C'est par Mars Express de l'ESA que nous parvient cette superbe découverte. Son radar a mis en évidence de nouveaux indices de l’existence d’un ancien océan qui aurait recouvert une partie de Mars.

« Nous interprétons ces mesures comme le signe d’un dépôt sédimentaire, probablement riche en glace, » explique le Dr. Mouginot. « C’est un nouvel indice important en faveur de la présence autrefois d’un océan à cet endroit. »

« MARSIS permet de sonder profondément et révèle la structure de 60 à 80 premiers mètres sous la surface, » détaille Wlodek Kofman, chef de l’équipe radar à l’IPAG. « Sur toute cette profondeur, nous détectons des sédiments et de la glace. »

L’océan le plus récent n'aurait pas duré longtemps. Selon le Dr.

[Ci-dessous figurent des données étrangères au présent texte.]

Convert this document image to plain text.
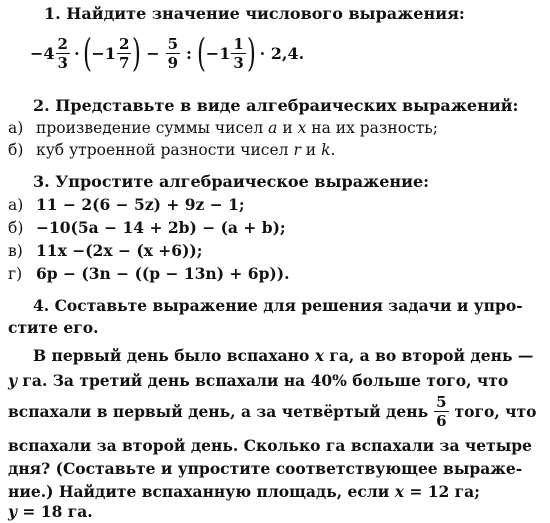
1. Найдите значение числового выражения:
$-4 \frac{2}{3}$ · ( $-1 \frac{2}{7}$ ) − $\frac{5}{9}$ : ( $-1 \frac{1}{3}$ ) · 2,4.
2. Представьте в виде алгебраических выражений:
а) произведение суммы чисел a и x на их разность;
б) куб утроенной разности чисел r и k.
3. Упростите алгебраическое выражение:
а) 11 − 2(6 − 5z) + 9z − 1;
б) −10(5a − 14 + 2b) − (a + b);
в) 11x −(2x − (x +6));
г) 6p − (3n − ((p − 13n) + 6p)).
4. Составьте выражение для решения задачи и упро-
стите его.
В первый день было вспахано x га, а во второй день —
y га. За третий день вспахали на 40% больше того, что
вспахали в первый день, а за четвёртый день $\frac{5}{6}$ того, что
вспахали за второй день. Сколько га вспахали за четыре
дня? (Составьте и упростите соответствующее выраже-
ние.) Найдите вспаханную площадь, если x = 12 га;
y = 18 га.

Mouginot, en moins d’un million d’années l’eau aurait à nouveau gelé sur place et se serait conservée sous la surface, ou se serait évaporée et dispersée dans l’atmosphère.


 « Je ne pense pas qu’elle puisse être restée sous la forme d’un océan suffisamment longtemps pour permettre à la vie d’apparaître. »


Afin de trouver des traces de vie, les astrobiologistes devront chercher encore plus loin dans l’histoire de Mars, à l’époque où l’eau a existé sous forme liquide à la surface sur de plus longues périodes, mais ce travail sera des plus difficile car, une dernière étude, de Londres, démontrerai, que MARS la rouge, aurait subit une telle sécheresse, longue, que nul vie en surface n'aurait pu vivre ou survivre.